Security teams are spinning up sandboxes for malware analysis and threat research, where running code you don't trust is the whole point. Testcontainers—the developer testing library that spins up disposable databases and services for integration tests—is getting pulled toward stronger isolation as test environments grow more complex and CI pipelines run less trusted code. Even regulated industries that were running everything on-prem are looking at sandboxed execution for compliance-sensitive workloads.

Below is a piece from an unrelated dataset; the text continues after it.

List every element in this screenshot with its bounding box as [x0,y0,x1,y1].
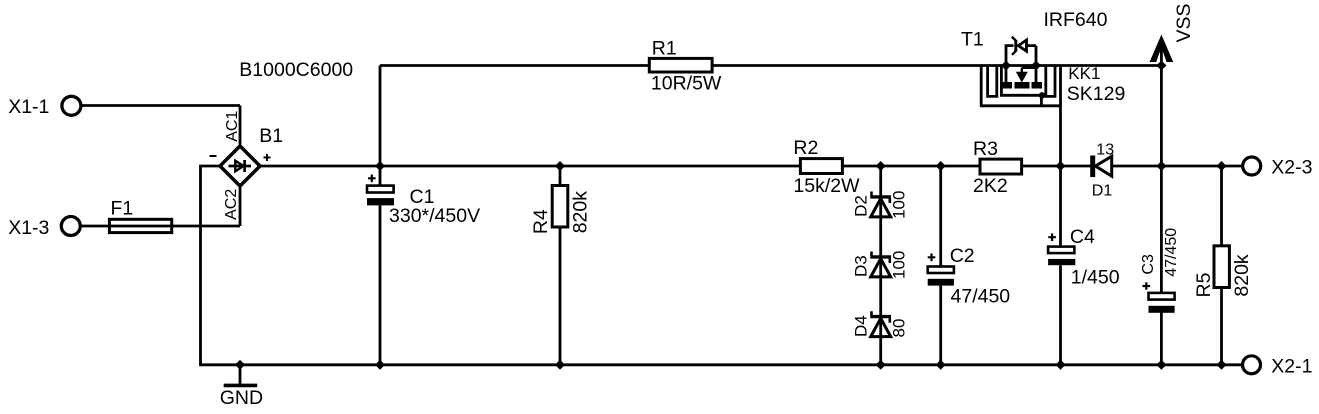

The pattern is the same everywhere: more software running more autonomously means more situations where you can't vet what's executing. The sandbox isn't just an AI story. It's becoming the default answer to "what happens when you can't trust the code?"


What This Actually Means

Three things are happening at once.

The AI safety conversation just got infrastructure. When people talk about AI safety, they usually mean alignment—making models want the right things. Sandboxing is the other half: making sure it doesn't matter what the model wants, because the blast radius is contained. Both matter. Only one has shipping products you can deploy today.

The container era isn't ending, but its ceiling is visible. Containers solved deployment and packaging. They didn't solve trust. For AI workloads where nobody vetted the code before execution, the industry is moving to stronger isolation boundaries. Docker building a microVM isn't a side project. It's a signal.

This market is going to consolidate fast. Twelve-plus sandbox companies is a gold rush, not an equilibrium. Expect the cloud providers to copy or acquire the best primitives within 18 months. Two or three purpose-built platforms will win their niches. The rest become features inside larger platforms or quietly fold. If you're building on one of these today, bet on the open-source foundations. Portability is insurance.

Containers keep software organized. Sandboxes keep software contained. The distinction matters because the code your AI agent runs today wasn't written by your team, wasn't reviewed by your team, and might do things your team never intended. The walls need to be real.

There's a tell in how the major AI players are moving. OpenAI Codex and Claude Code both recently changed their installers to default to full system access. Desktop AI apps like Claude for Work are shipping with deep local integration—and the mere existence of these tools is already pressuring SaaS valuations. The direction is clear: AI isn't staying in the browser. It's moving onto your machine.

Running a microVM alone isn't enough. When everyone is building apps on AI-powered workstations that need higher trust, isolation is just the first layer. The VM gives you the wall. The policy around it is what makes the wall useful:

In 2026, sandbox isolation is becoming table stakes. The real question is what does your isolation strategy look like.